Когда я в позапрошлом августе появился в Москве, Климки еще не было, и у Егора Никитича я был за главного племянника. Жил у него в Воронцовском, любил его, как дворняга. Словно кость, каждое слово ловил. Старику нравилось. Хотя любовью он как раз не обижен. Вся Москва его на руках носит, особенно с осени, когда поспевает картошка. Артисты, живописцы, всякая шантрапа от искусства шатаются в гости с рюкзаками и уходят груженые. А весной Нефедовы сидят пустые.
Весной на рынке к картошке не приценишься.
Анастасия Никитична, Климкина мать, сестра старика, скрип разводит. Но на чужих не больно разойдешься. Они «мешочек» на плечико, и пишите письма… А я вроде свой…
Анастасия меня сразу невзлюбила. Еще на Казанском вокзале, когда они с Климкой вернулись из Куйбышева. Там Климка, хромой и глухой, чинил в Совнаркоме телефоны, когда все, кроме Сталина, из Москвы выехали. Анастасия сунула мне на вокзале два не то баула, не то мешка — тяжелые, руки оторвешь!
— Тут керосинки, кастрюли, — говорит. — Пропадет — не так страшно…
И всю дорогу выспрашивала: часто ли езжу в Воронцовское, и много ли картошки уродилось, и сколько за раз уношу. С тех пор и повело… В молодости она, может, считалась красавицей, но жизнь тяжелая: муж пропал по Промпартии, сын убогий, своего угла нет — и от красоты ничего не осталось. А меня увидит — просто чернеет, как последний блин на сковородке, на который жиров не хватило:
— А мы уже обедали!
Или:
— А мы сегодня без обеда.
Александра сто раз ее обрывала. Но для Анастасии она — молодежь… А дядька смеется:
— Не слушай. Сестра шутит.
Ничего себе шутки. Климка всю сковородку зачищает, а я с тарелки осторожно ем. У него или брюхо без дна, или просто не слышит, что надо жевать аккуратней. Но еда — что… А вот месяца полтора назад заварилась такая каша, что Бобров переулок для меня заминировали.

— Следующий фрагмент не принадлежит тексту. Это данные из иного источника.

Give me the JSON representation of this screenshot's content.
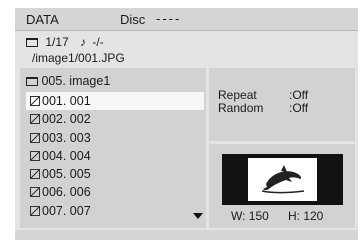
{
  "header": {
    "title": "DATA",
    "disc_label": "Disc",
    "disc_value": "----"
  },
  "track": {
    "number": "1/17",
    "music_value": "-/-",
    "path": "/image1/001.JPG"
  },
  "list": {
    "folder": "005. image1",
    "items": [
      "001. 001",
      "002. 002",
      "003. 003",
      "004. 004",
      "005. 005",
      "006. 006",
      "007. 007"
    ],
    "selected_index": 0
  },
  "settings": {
    "repeat_label": "Repeat",
    "repeat_value": ":Off",
    "random_label": "Random",
    "random_value": ":Off"
  },
  "preview": {
    "width_text": "W: 150",
    "height_text": "H: 120"
  },
  "icons": {
    "folder": "folder-icon",
    "music": "music-note-icon",
    "image": "image-file-icon",
    "scroll": "scroll-down-arrow-icon",
    "thumbnail": "dolphin-thumbnail"
  }
}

У тетки был Шекспир — томов пять, академическое издание. Я перелистывал, перелистывал — скука. Стихи без рифм. Правда, где прозой — посмешней. И то не очень. Но все равно — Шекспир! Я спросил тетку, говорит:
— Бери!
Но не решил, какой том брать: все сразу — не утащишь. А через неделю Шекспир испарился. Тетка Александра спрашивает:
— Ты сколько томов брал?
— Ни одного.
Тут и Анастасия пристала. Тогда я развинтился и пустил лишнего пару:
— Да, может, это ваш Климентус увязал веревочкой и на Сретенке толкнул букинисту…
Ну, взвилась Анастасия!
Словом, зарекся я сюда ходить, хотя всех Нефедовых люблю. Да, по-моему, они поняли, что это Климка. Просто сердились, что я прямо бухнул. Южная у меня манера. На севере народ воспитанней.
Зарекся — а вот сейчас свернул из переулка во второй двор и петлей по нему в тупичок, где их квартира — две комнаты и кухня, сырые, как овощехранилище.
Дверь была чуть прикрыта, и в темном тамбурке я с налету толкнул тетку Александру. Она повернулась, и лицо у нее было какое-то чужое, пришибленное.
— А, Валерий… — бормотнула, как от слепня отмахиваясь. — Пришел? У нас тут такое… Мы с кладбища. Анастасию Никитичну мой грузовик задавил.
Чего говорить? Я прямо очумел. С кладбища!.. А ведь верно, есть Рогожское кладбище. Старообрядческое. Вот, значит, где Анастасию закопали. Ничего себе — история с географией! Я тоже как-то закапывал… Давно. Еще в эвакуации. Там, в Сибири, кладбище было неуютное, без забора, без крестов. Поле, а не кладбище. Ветер был с морозякой, а снега никакого. У меня руки болели от дома, а я все ковырялся в яме. Два нанятых старика водку выдули и, не докопав, ушли греться в сторожку. Мой однорукий дядька Федор, брат отца, стоял у края могилы и все норовил схватить лопату, а Берта, его жена, моя главная тетка, у которой я с детства жил, выдирала эту лопату и тут же плакала над незаколоченным гробом:
— Папа, папа!.. И ты будешь тут лежать, папочка?.. Папа…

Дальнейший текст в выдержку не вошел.